I have a field in an event called access_date which will be the date of a read or write of an oracle_table. I need to
find the tables by owner and table_name with the latest access_date > 180 days ago.
ie
owner table_name access_date
Joe XYZ_table 01-MAR-2017
Frank XYZ_table 02-JAN-2010
Joe XYZ_table 21-AUG-2016
Sally ABC_table 01-JUN-2013
Sally ABC_table 10-SEP-2015
would return
Frank XYZ_table 02-JAN-2010
Sally ABC_table 10-SEP-2015
I cannot seem this to work - any help will be appreciated
Assuming that the date is a string and not an integer:
| makeresults
| eval raw="Joe XYZ_table 01-MAR-2017::Frank XYZ_table 02-JAN-2010::Joe XYZ_table 21-AUG-2016::Sally ABC_table 01-JUN-2013::Sally ABC_table 10-SEP-2015"
| makemv delim="::" raw
| mvexpand raw
| rename raw AS _raw
| rex "^(?<owner>\S+)\s+(?<table_name>\S+)\s+(?<access_date>\S+)$"
| fields - _*
| rename COMMENT AS "Everything above this line fakes sample data; everything below this line is your solution"
| eval access_date_epoch = strptime(access_date, "%d-%b-%Y")
| eval age = now() - access_date_epoch
| where age > (180 * 24 * 60 * 60) OR isnull(access_date_epoch)
| sort 0 - access_date_epoch
| dedup owner table_name
| fields - age access_date_epoch
Note that Splunk times use Unix/Posix/Epoch time:
https://en.wikipedia.org/wiki/Unix_time
Therefore times older than January 1, 1970 are not possible (less than 0). So the fact that the times disappear is no problem because we can just change the test from | where age > (180 * 24 * 60 * 60)
to | where age > (180 * 24 * 60 * 60) OR isnull(access_date_epoch)
.
Latest access date for XYZ table which is greater than 180 days ago should be 21-AUG-2016 as per data you have provided. Please confirm.
yes, but I want to produce a report that shows this going forward
Maybe I do not understand why 2016 is not picked. In case 2010 is picked for XYZ then the ame should be 2013 for ABC i.e. the earliest access time > 180 days and not the latest time > 180 days.
| eval access_date_epoch=strptime(access_date, "%d-%b-%Y")
| table access_date owner table_name access_date_epoch
| eval duration= now()-access_date_epoch
| eval threshold=180*24*60*60
| where duration>threshold
| sort -access_date_epoch
| dedup table_name
| table acces_date owner table_name
if you look in the example I wanted the latest date by owner and table_name > 180 days ago
2016 is not picked because that owner Joe and table XYZ was accessed in the first event on
01-MAR-2017
Joe XYZ_table 01-MAR-2017
Joe XYZ_table 21-AUG-2016
Like this:
... | stats max(access_date) AS LastAccessDate BY owner table_name
OR, if it comes to you sorted, like this:
... | dedup owner table_name
OR, like this:
... | sort 0 - access_date | dedup owner table_name
This assumes that the access_date is a number, but it probably isn't so you should convert access_date to epoch
in the SQL and then add this to end of your selected solution: | fieldformat access_date = strftime(access_date, "%d-%b-%Y")

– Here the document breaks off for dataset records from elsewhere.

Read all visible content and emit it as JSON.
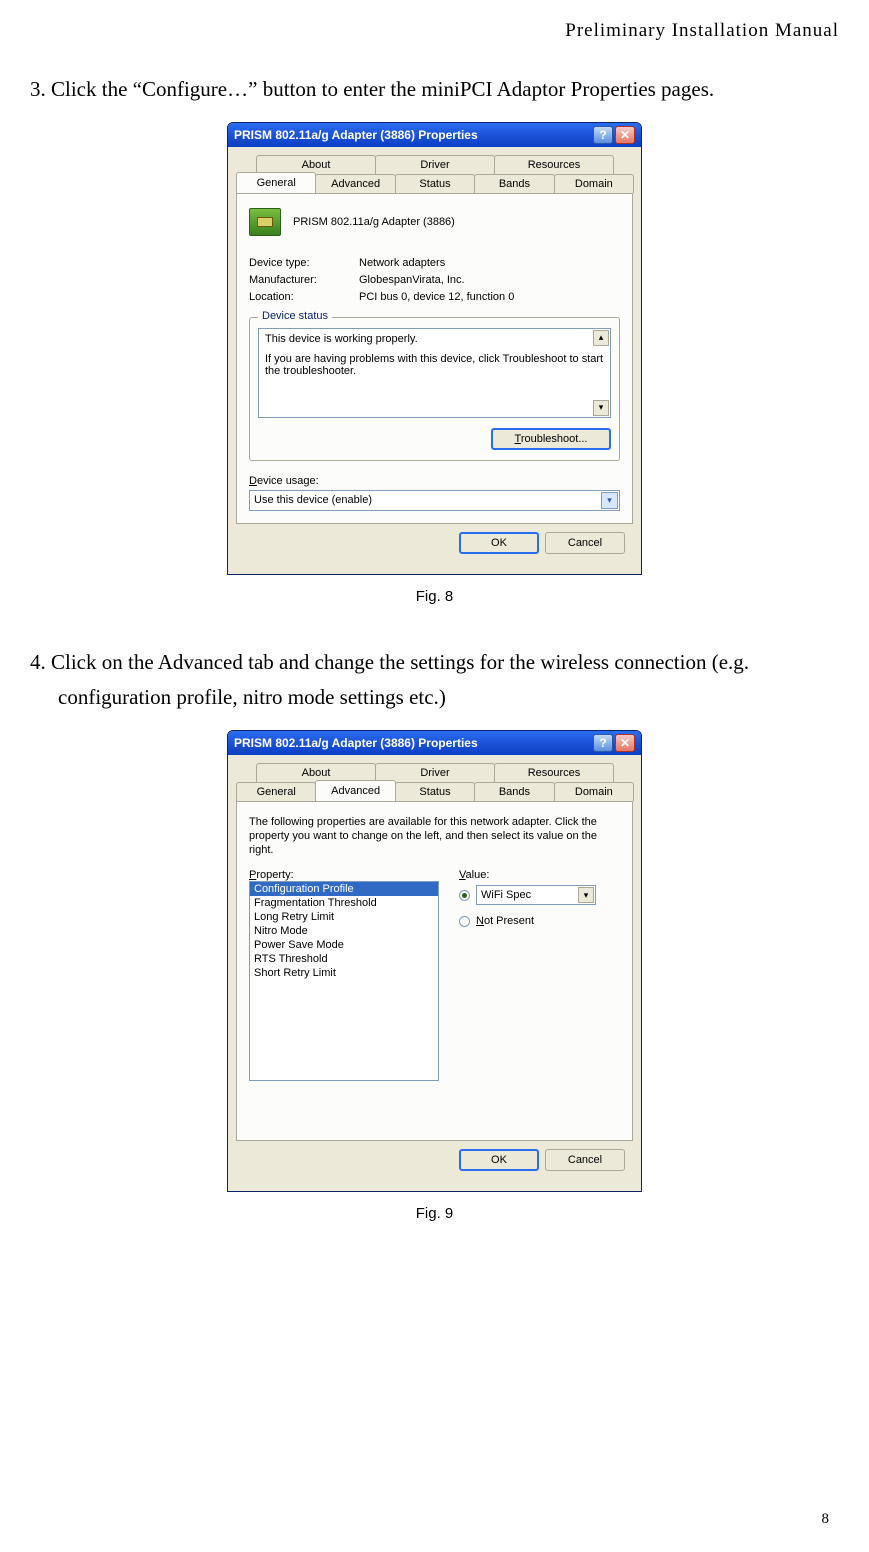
{
  "header": "Preliminary  Installation  Manual",
  "step3": {
    "num": "3.",
    "text": "Click the “Configure…” button to enter the miniPCI Adaptor Properties pages."
  },
  "step4": {
    "num": "4.",
    "text": "Click on the Advanced tab and change the settings for the wireless connection (e.g. configuration profile, nitro mode settings etc.)"
  },
  "fig8_caption": "Fig. 8",
  "fig9_caption": "Fig. 9",
  "page_num": "8",
  "dialog1": {
    "title": "PRISM 802.11a/g Adapter (3886) Properties",
    "tabs_back": [
      "About",
      "Driver",
      "Resources"
    ],
    "tabs_front": [
      "General",
      "Advanced",
      "Status",
      "Bands",
      "Domain"
    ],
    "selected_tab": "General",
    "device_name": "PRISM 802.11a/g Adapter (3886)",
    "rows": {
      "type_k": "Device type:",
      "type_v": "Network adapters",
      "mfr_k": "Manufacturer:",
      "mfr_v": "GlobespanVirata, Inc.",
      "loc_k": "Location:",
      "loc_v": "PCI bus 0, device 12, function 0"
    },
    "status_legend": "Device status",
    "status_line1": "This device is working properly.",
    "status_line2": "If you are having problems with this device, click Troubleshoot to start the troubleshooter.",
    "troubleshoot": "Troubleshoot...",
    "usage_label": "Device usage:",
    "usage_value": "Use this device (enable)",
    "ok": "OK",
    "cancel": "Cancel"
  },
  "dialog2": {
    "title": "PRISM 802.11a/g Adapter (3886) Properties",
    "tabs_back": [
      "About",
      "Driver",
      "Resources"
    ],
    "tabs_front": [
      "General",
      "Advanced",
      "Status",
      "Bands",
      "Domain"
    ],
    "selected_tab": "Advanced",
    "desc": "The following properties are available for this network adapter. Click the property you want to change on the left, and then select its value on the right.",
    "property_label": "Property:",
    "value_label": "Value:",
    "properties": [
      "Configuration Profile",
      "Fragmentation Threshold",
      "Long Retry Limit",
      "Nitro Mode",
      "Power Save Mode",
      "RTS Threshold",
      "Short Retry Limit"
    ],
    "selected_property": "Configuration Profile",
    "value": "WiFi Spec",
    "not_present": "Not Present",
    "ok": "OK",
    "cancel": "Cancel"
  }
}
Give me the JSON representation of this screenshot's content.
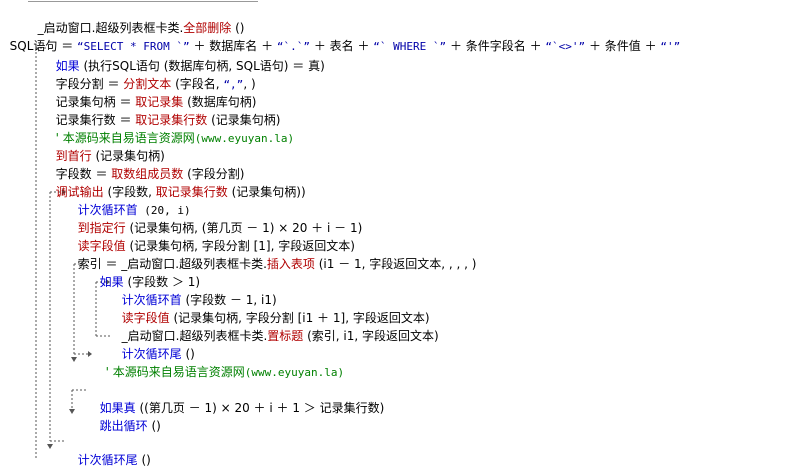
{
  "code": {
    "l1_a": "_启动窗口.超级列表框卡类.",
    "l1_b": "全部删除",
    "l1_c": " ()",
    "l2_a": "SQL语句 ＝ ",
    "l2_b": "“SELECT * FROM `”",
    "l2_c": " ＋ 数据库名 ＋ ",
    "l2_d": "“`.`”",
    "l2_e": " ＋ 表名 ＋ ",
    "l2_f": "“` WHERE `”",
    "l2_g": " ＋ 条件字段名 ＋ ",
    "l2_h": "“`<>'”",
    "l2_i": " ＋ 条件值 ＋ ",
    "l2_j": "“'”",
    "l3_a": "如果",
    "l3_b": " (执行SQL语句 (数据库句柄, SQL语句) ＝ 真)",
    "l4_a": "字段分割 ＝ ",
    "l4_b": "分割文本",
    "l4_c": " (字段名, ",
    "l4_d": "“,”",
    "l4_e": ", )",
    "l5_a": "记录集句柄 ＝ ",
    "l5_b": "取记录集",
    "l5_c": " (数据库句柄)",
    "l6_a": "记录集行数 ＝ ",
    "l6_b": "取记录集行数",
    "l6_c": " (记录集句柄)",
    "l7_a": "' 本源码来自易语言资源网",
    "l7_b": "(www.eyuyan.la)",
    "l8_a": "到首行",
    "l8_b": " (记录集句柄)",
    "l9_a": "字段数 ＝ ",
    "l9_b": "取数组成员数",
    "l9_c": " (字段分割)",
    "l10_a": "调试输出",
    "l10_b": " (字段数, ",
    "l10_c": "取记录集行数",
    "l10_d": " (记录集句柄))",
    "l11_a": "计次循环首",
    "l11_b": " (20, i)",
    "l12_a": "到指定行",
    "l12_b": " (记录集句柄, (第几页 － 1) × 20 ＋ i － 1)",
    "l13_a": "读字段值",
    "l13_b": " (记录集句柄, 字段分割 [1], 字段返回文本)",
    "l14_a": "索引 ＝ _启动窗口.超级列表框卡类.",
    "l14_b": "插入表项",
    "l14_c": " (i1 － 1, 字段返回文本, , , , )",
    "l15_a": "如果",
    "l15_b": " (字段数 ＞ 1)",
    "l16_a": "计次循环首",
    "l16_b": " (字段数 － 1, i1)",
    "l17_a": "读字段值",
    "l17_b": " (记录集句柄, 字段分割 [i1 ＋ 1], 字段返回文本)",
    "l18_a": "_启动窗口.超级列表框卡类.",
    "l18_b": "置标题",
    "l18_c": " (索引, i1, 字段返回文本)",
    "l19_a": "计次循环尾",
    "l19_b": " ()",
    "l20_a": "' 本源码来自易语言资源网",
    "l20_b": "(www.eyuyan.la)",
    "l21_a": "如果真",
    "l21_b": " ((第几页 － 1) × 20 ＋ i ＋ 1 ＞ 记录集行数)",
    "l22_a": "跳出循环",
    "l22_b": " ()",
    "l23_a": "计次循环尾",
    "l23_b": " ()"
  },
  "colors": {
    "function": "#b00000",
    "keyword": "#0000d6",
    "string": "#0000a8",
    "comment": "#008000",
    "guide": "#555555"
  }
}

and if you cannot do it in the SQL and must do it in the SPL, then add this to the beginning of your selected solution: | eval access_date = strptime(access_date, "%d-%b-%Y")
.
Does it matter that the access_date is Uppercase? MAY verses May
No, just try it.
...| eval access_date = strptime(access_date, "%d-%b-%Y") - I do not get any values at all in the access_date field
if I
...| eval new_access_date = strptime(access_date, "%d-%b-%Y") - I do not get a field new_access_date (shouldn't I get that field?)
this is where I have been stuck
it's something to do with the year...I have some dummy years of 1958 and they will not produce a result with
...| eval access_date = strptime(access_date, "%d-%b-%Y") -
Splunk times use Unix/Posix/Epoch time:
https://en.wikipedia.org/wiki/Unix_time
Therefore times older than January 1, 1970 are not possible (less than 0
). So the fact that the times disappear is no problem because you cah just change your test from | where age > (180 * 24 * 60 * 60)
to | where age > (180 * 24 * 60 * 60) OR isnull(access_date)
as I did in my new answer.
I missed the part about 180 days; stand-by for new answer with fake data (tested).